ECLI:NL:RBDHA:2024:8315

Rechtbank Den Haag

Datum uitspraak
30 mei 2024
Publicatiedatum
30 mei 2024
Zaaknummer
24.18246
Instantie
Rechtbank Den Haag
Type
Uitspraak
Procedures
  • Voorlopige voorziening
Vindplaatsen
  • Rechtspraak.nl
AI samenvatting door LexboostAutomatisch gegenereerd

Afwijzing verzoek voorlopige voorziening asielaanvraag wegens verantwoordelijkheid Duitsland

In deze zaak heeft de voorzieningenrechter van de Rechtbank Den Haag op 30 mei 2024 uitspraak gedaan in een verzoek om een voorlopige voorziening in het kader van een asielaanvraag.
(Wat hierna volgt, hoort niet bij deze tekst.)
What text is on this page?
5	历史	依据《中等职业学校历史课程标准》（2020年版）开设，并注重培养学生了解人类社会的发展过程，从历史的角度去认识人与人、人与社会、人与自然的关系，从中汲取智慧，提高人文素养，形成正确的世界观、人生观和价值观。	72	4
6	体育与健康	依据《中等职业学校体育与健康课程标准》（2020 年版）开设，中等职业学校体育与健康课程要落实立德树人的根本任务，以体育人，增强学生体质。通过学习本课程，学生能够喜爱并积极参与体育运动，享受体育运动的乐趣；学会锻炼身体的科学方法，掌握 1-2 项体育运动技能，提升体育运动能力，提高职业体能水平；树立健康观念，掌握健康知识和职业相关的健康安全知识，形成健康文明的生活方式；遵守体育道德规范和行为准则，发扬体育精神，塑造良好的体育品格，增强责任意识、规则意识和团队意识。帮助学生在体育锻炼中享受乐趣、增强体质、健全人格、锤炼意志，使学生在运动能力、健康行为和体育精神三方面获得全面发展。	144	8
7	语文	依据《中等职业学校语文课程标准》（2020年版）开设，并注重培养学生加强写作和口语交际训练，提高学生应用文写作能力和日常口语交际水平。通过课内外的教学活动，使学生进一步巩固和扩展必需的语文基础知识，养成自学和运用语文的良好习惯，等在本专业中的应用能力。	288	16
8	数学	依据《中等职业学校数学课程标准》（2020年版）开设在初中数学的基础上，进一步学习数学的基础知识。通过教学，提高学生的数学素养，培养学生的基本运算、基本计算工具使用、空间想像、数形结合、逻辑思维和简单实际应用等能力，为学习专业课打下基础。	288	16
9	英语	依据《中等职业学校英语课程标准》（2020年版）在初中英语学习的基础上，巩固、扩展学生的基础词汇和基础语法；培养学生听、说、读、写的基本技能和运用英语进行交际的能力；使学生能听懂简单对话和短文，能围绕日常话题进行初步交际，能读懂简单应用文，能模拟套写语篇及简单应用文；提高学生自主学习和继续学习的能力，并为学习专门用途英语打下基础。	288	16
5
De verzoeker, vertegenwoordigd door zijn gemachtigde mr. P. Zijlstra, had een aanvraag ingediend voor een verblijfsvergunning asiel voor bepaalde tijd. De Staatssecretaris van Justitie en Veiligheid, vertegenwoordigd door mr. H.A. Jeuring, had echter op 24 april 2024 besloten om de aanvraag niet in behandeling te nemen, met als argument dat Duitsland verantwoordelijk was voor de behandeling van de aanvraag van de verzoeker.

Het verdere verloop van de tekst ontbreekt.